© Clinatec - Juliette Treillet
Developed by CEA (French Alternative Energies and Atomic Energy Commission), the system is driven via the long-term implant of a semi-invasive medical device to record brain activity. ‘This device is an important step forward in helping people with disabilities become self-sufficient,’ said Professor Alim-Louis Benabid, President of the Clinatec Executive Board, a CEA laboratory.
Tetraplegia is caused by a lesion on the spinal cord that prevents the nervous system from controlling all four limbs. To limit dependency and facilitate the mobility of patients with this severe disability, medical doctors, physicians and researchers at Clinatec, a collaboration of the CEA laboratory in Grenoble and Grenoble university hospital, have developed a neuroprosthetic – called WIMAGINE – to decode brain signals and control the exoskeleton. ‘Ours is the first semi-invasive wireless brain-computer system designed for long-term use to activate all four limbs,’ explained Professor Alim-Louis Benabid. ‘Previous brain-computer studies have used more invasive recording devices implanted beneath the outermost membrane of the brain, where they eventually stop working. They have also been connected to wires, limited to creating movement in just one limb, or have focused on restoring movement to patients’ own muscles.’
From technology to clinical trials
With the authorisation of regulatory authorities, Clinatec has conducted a clinical trial to test the device on a 28-year-old tetraplegic patient who is paralysed from the shoulders down, with only some movement in his biceps and left wrist. In June 2017, Professor Stephan Chabardes, a neurosurgeon at CHU of Grenoble-Alpes, France, and Medical Director at Clinatec, implanted the devices on the right and left sides of the upper sensorimotor area of the brain, above the patient’s dura mater.
The electrocorticograms recorded are decoded in real-time to predict the deliberate movement imagined by the patient and then, for example, to control the corresponding limb of an exoskeleton. ‘Innovative adaptive algorithms, based on machine learning, have been developed to decode a large number of degrees of freedom. The exceptional quality of the collected neural signals allowed a stable and robust decoding,’ said Dr Tetiana Aksenova, Brain Computer Interface (BCI) signal processing research director from the University of Grenoble, France.
Since the operation, the patient has spent 27 months training the algorithm to understand his thoughts and to progressively increase the number of movements he could make. The patient’s progress was measured in terms of how many degrees of freedom he could achieve during tasks, from operating a brain-powered switch to start walking, to reaching out to touch 2-D and 3-D objects. The exoskeleton had 14 joints and 14 degrees of freedom, allowing it to move in 14 different ways.
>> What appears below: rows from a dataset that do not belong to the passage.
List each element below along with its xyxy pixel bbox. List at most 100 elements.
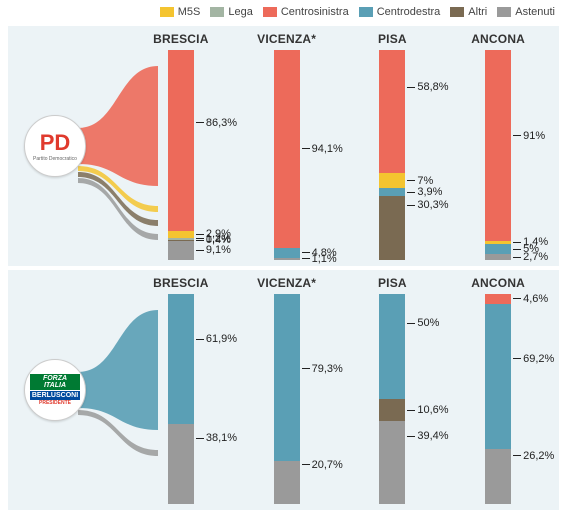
segment-label: 39,4% [407,430,448,442]
city-title: BRESCIA [153,26,208,50]
segment-label: 86,3% [196,117,237,129]
segment-astenuti: 1,1% [274,258,300,260]
segment-label: 4,6% [513,293,548,305]
city-col-brescia: BRESCIA86,3%2,9%1,2%0,4%9,1% [128,26,234,266]
city-col-ancona: ANCONA4,6%69,2%26,2% [445,270,551,510]
stacked-bar: 94,1%4,8%1,1% [274,50,300,260]
stacked-bar: 79,3%20,7% [274,294,300,504]
stacked-bar: 91%1,4%5%2,7% [485,50,511,260]
segment-label: 79,3% [302,363,343,375]
segment-centrosinistra: 58,8% [379,50,405,173]
segment-label: 7% [407,175,433,187]
segment-centrodestra: 50% [379,294,405,399]
segment-label: 91% [513,130,545,142]
segment-astenuti: 20,7% [274,461,300,504]
segment-centrosinistra: 91% [485,50,511,241]
segment-astenuti: 39,4% [379,421,405,504]
city-col-brescia: BRESCIA61,9%38,1% [128,270,234,510]
city-col-vicenza: VICENZA*94,1%4,8%1,1% [234,26,340,266]
segment-centrodestra: 5% [485,244,511,254]
segment-altri: 10,6% [379,399,405,421]
legend-item-centrodestra: Centrodestra [359,6,441,18]
segment-label: 94,1% [302,143,343,155]
legend-label: Centrosinistra [281,6,349,18]
legend: M5S Lega Centrosinistra Centrodestra Altri As… [0,0,567,22]
city-col-pisa: PISA50%10,6%39,4% [340,270,446,510]
segment-label: 10,6% [407,404,448,416]
legend-swatch [497,7,511,17]
pd-logo-sub: Partito Democratico [33,156,77,162]
city-title: ANCONA [471,270,525,294]
segment-m5s: 7% [379,173,405,188]
legend-swatch [263,7,277,17]
bar-wrap: 91%1,4%5%2,7% [445,50,551,266]
city-title: ANCONA [471,26,525,50]
panel-forza-italia: FORZAITALIABERLUSCONIPRESIDENTEBRESCIA61… [8,270,559,510]
city-title: VICENZA* [257,270,316,294]
legend-swatch [450,7,464,17]
city-title: PISA [378,270,407,294]
segment-label: 1,1% [302,253,337,265]
segment-centrodestra: 3,9% [379,188,405,196]
legend-label: Centrodestra [377,6,441,18]
segment-centrodestra: 4,8% [274,248,300,258]
legend-swatch [210,7,224,17]
party-logo-fi: FORZAITALIABERLUSCONIPRESIDENTE [24,359,86,421]
stacked-bar: 50%10,6%39,4% [379,294,405,504]
segment-centrosinistra: 94,1% [274,50,300,248]
segment-altri: 30,3% [379,196,405,260]
legend-label: Astenuti [515,6,555,18]
segment-label: 3,9% [407,186,442,198]
bar-wrap: 86,3%2,9%1,2%0,4%9,1% [128,50,234,266]
segment-label: 69,2% [513,353,554,365]
segment-label: 30,3% [407,199,448,211]
stacked-bar: 86,3%2,9%1,2%0,4%9,1% [168,50,194,260]
segment-centrodestra: 79,3% [274,294,300,461]
legend-item-lega: Lega [210,6,252,18]
party-logo-pd: PDPartito Democratico [24,115,86,177]
segment-astenuti: 2,7% [485,254,511,260]
stacked-bar: 61,9%38,1% [168,294,194,504]
legend-item-m5s: M5S [160,6,201,18]
segment-label: 50% [407,317,439,329]
city-col-pisa: PISA58,8%7%3,9%30,3% [340,26,446,266]
segment-centrosinistra: 4,6% [485,294,511,304]
cities-row: BRESCIA61,9%38,1%VICENZA*79,3%20,7%PISA5… [128,270,551,510]
fi-logo-icon: FORZAITALIABERLUSCONIPRESIDENTE [30,374,80,406]
segment-astenuti: 26,2% [485,449,511,504]
segment-astenuti: 9,1% [168,241,194,260]
segment-label: 26,2% [513,450,554,462]
legend-swatch [359,7,373,17]
legend-swatch [160,7,174,17]
city-title: PISA [378,26,407,50]
cities-row: BRESCIA86,3%2,9%1,2%0,4%9,1%VICENZA*94,1… [128,26,551,266]
segment-label: 2,7% [513,251,548,263]
panel-pd: PDPartito Democratico BRESCIA86,3%2,9%1,2… [8,26,559,266]
bar-wrap: 61,9%38,1% [128,294,234,510]
legend-item-astenuti: Astenuti [497,6,555,18]
legend-label: Altri [468,6,487,18]
legend-item-altri: Altri [450,6,487,18]
segment-label: 58,8% [407,81,448,93]
city-col-vicenza: VICENZA*79,3%20,7% [234,270,340,510]
legend-label: M5S [178,6,201,18]
bar-wrap: 79,3%20,7% [234,294,340,510]
pd-logo-icon: PD [40,130,71,156]
city-col-ancona: ANCONA91%1,4%5%2,7% [445,26,551,266]
legend-label: Lega [228,6,252,18]
segment-label: 20,7% [302,459,343,471]
segment-astenuti: 38,1% [168,424,194,504]
segment-label: 38,1% [196,432,237,444]
stacked-bar: 58,8%7%3,9%30,3% [379,50,405,260]
city-title: VICENZA* [257,26,316,50]
bar-wrap: 4,6%69,2%26,2% [445,294,551,510]
segment-label: 61,9% [196,333,237,345]
stacked-bar: 4,6%69,2%26,2% [485,294,511,504]
segment-centrodestra: 69,2% [485,304,511,449]
segment-centrosinistra: 86,3% [168,50,194,231]
segment-label: 9,1% [196,244,231,256]
city-title: BRESCIA [153,270,208,294]
legend-item-centrosinistra: Centrosinistra [263,6,349,18]
segment-centrodestra: 61,9% [168,294,194,424]
bar-wrap: 94,1%4,8%1,1% [234,50,340,266]
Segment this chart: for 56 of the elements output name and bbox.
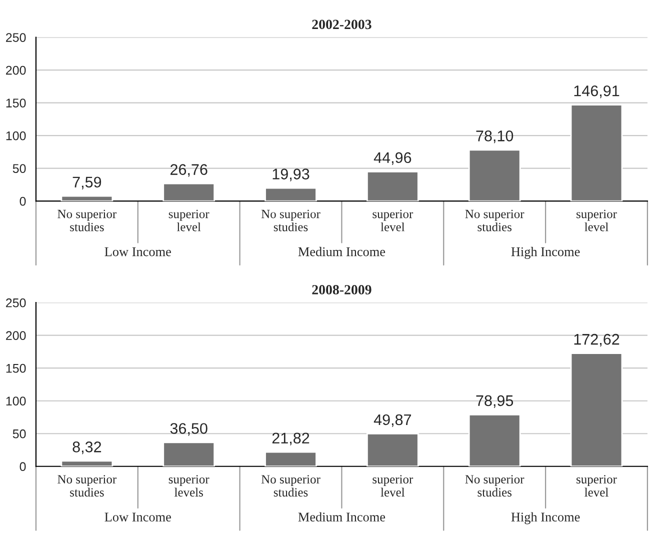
bar bbox=[264, 187, 317, 202]
bar bbox=[366, 433, 419, 466]
bar bbox=[468, 149, 521, 202]
x-tick-label: superior level bbox=[576, 210, 617, 232]
text: Low Income bbox=[104, 512, 171, 522]
x-tick-label: superior level bbox=[576, 475, 617, 497]
x-tick-label: No superior studies bbox=[465, 475, 524, 497]
x-tick-label: superior level bbox=[372, 210, 414, 232]
text: High Income bbox=[511, 246, 580, 259]
x-tick-label: No superior studies bbox=[261, 475, 320, 497]
text: High Income bbox=[511, 512, 580, 524]
text: Low Income bbox=[104, 247, 171, 256]
data-label: 172,62 bbox=[574, 334, 620, 347]
y-tick-label: 50 bbox=[12, 164, 26, 173]
x-tick-label: superior levels bbox=[168, 475, 210, 497]
bar bbox=[570, 104, 623, 202]
data-label: 78,95 bbox=[476, 395, 514, 408]
data-label: 26,76 bbox=[170, 164, 208, 177]
y-tick-label: 150 bbox=[6, 98, 26, 108]
x-tick-label: No superior studies bbox=[465, 210, 524, 232]
x-tick-label: No superior studies bbox=[58, 210, 116, 232]
data-label: 146,91 bbox=[574, 85, 620, 98]
y-tick-label: 50 bbox=[12, 429, 26, 438]
x-tick-label: superior level bbox=[168, 210, 210, 232]
y-tick-label: 150 bbox=[6, 364, 26, 373]
bar bbox=[570, 352, 623, 466]
data-label: 8,32 bbox=[72, 442, 102, 454]
x-tick-label: No superior studies bbox=[58, 475, 116, 497]
data-label: 36,50 bbox=[170, 423, 208, 436]
y-tick-label: 200 bbox=[6, 66, 26, 75]
bar bbox=[162, 182, 216, 202]
data-label: 19,93 bbox=[272, 168, 310, 182]
data-label: 78,10 bbox=[476, 130, 514, 144]
bar bbox=[468, 414, 521, 466]
y-tick-label: 100 bbox=[6, 396, 26, 406]
bar bbox=[60, 460, 114, 466]
chart-title: 2008-2009 bbox=[312, 285, 372, 294]
data-label: 49,87 bbox=[374, 414, 412, 427]
data-label: 44,96 bbox=[374, 152, 412, 165]
x-tick-label: superior level bbox=[372, 475, 414, 497]
y-tick-label: 0 bbox=[20, 462, 26, 472]
y-tick-label: 100 bbox=[6, 131, 26, 140]
text: Medium Income bbox=[298, 246, 386, 256]
x-tick-label: No superior studies bbox=[261, 210, 320, 232]
chart-title: 2002-2003 bbox=[312, 20, 372, 30]
y-tick-label: 250 bbox=[6, 33, 26, 42]
bar bbox=[264, 451, 317, 466]
text: Medium Income bbox=[298, 512, 386, 522]
y-tick-label: 200 bbox=[6, 331, 26, 340]
bar bbox=[366, 170, 419, 202]
bar bbox=[162, 442, 216, 466]
bar bbox=[60, 195, 114, 202]
y-tick-label: 250 bbox=[6, 298, 26, 308]
data-label: 21,82 bbox=[272, 432, 310, 446]
y-tick-label: 0 bbox=[20, 196, 26, 206]
data-label: 7,59 bbox=[72, 176, 102, 190]
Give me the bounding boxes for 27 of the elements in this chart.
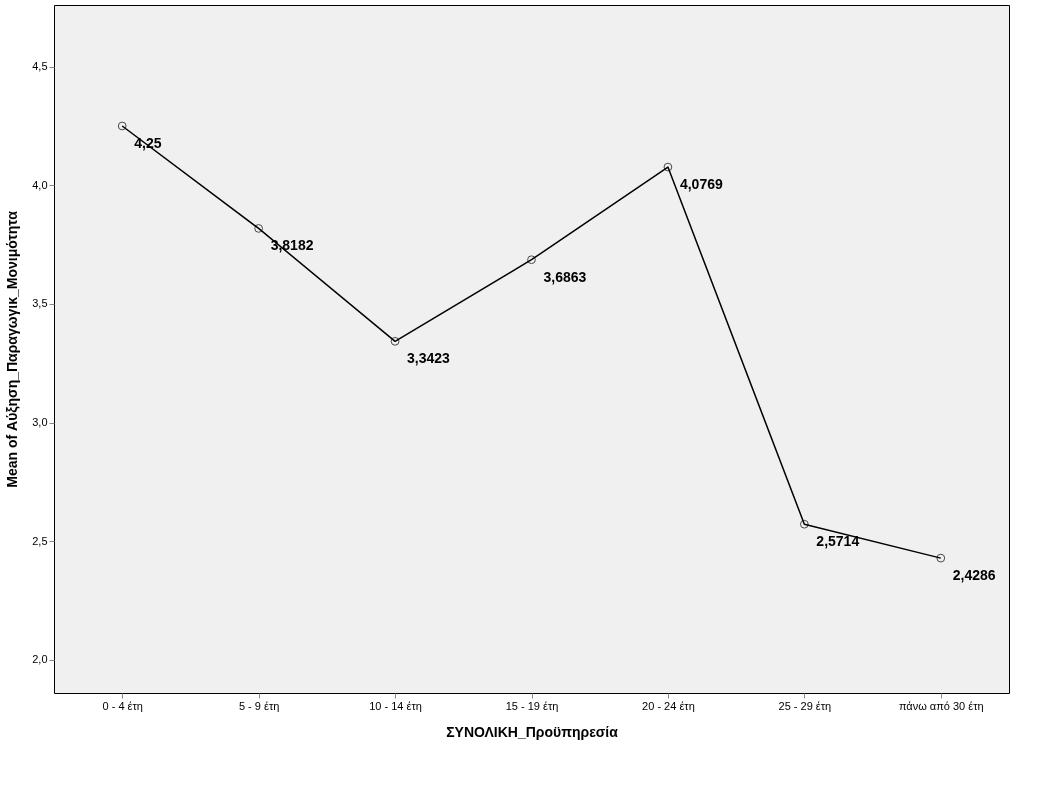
x-tick-label: 0 - 4 έτη: [102, 699, 143, 712]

The patient spent 45 days operating the exoskeleton in the lab, and the skills he acquired were reinforced with 95 days spent training at home, with a researcher using an avatar and video game similar to Pong.
A few months after surgery, he was successful 73% of the time during six sessions wearing the exoskeleton. Using the avatar, video game and exoskeleton combined, he covered 145 metres with 480 steps over 39 sessions. When fitted with the suspended exoskeleton, he can take several successive steps and control his two upper limbs in three dimensions. He also can rotate his wrists while sitting or standing. ‘Our patient already considers his rapidly increasing prosthetic mobility to be rewarding, but his progress has not changed his clinical status,’ Benabid pointed out.
Our findings could move us a step closer to helping tetraplegic patients to drive computers using brain signals aloneStephan Chabardes
While early results are promising, the researchers note that the system is a long way from clinical application and will require improvements before becoming widely available. Three further tetraplegic patients have been recruited to take part in this clinical trial in the coming years. The next goal of the researchers is to solve the problem of allowing a patient to walk and balance autonomously without using a ceiling suspension system. ‘Our findings could move us a step closer to helping tetraplegic patients to drive computers using brain signals alone, perhaps starting with driving wheelchairs using brain activity instead of joysticks and progressing to developing an exoskeleton for increased mobility,’ Chabardes concluded.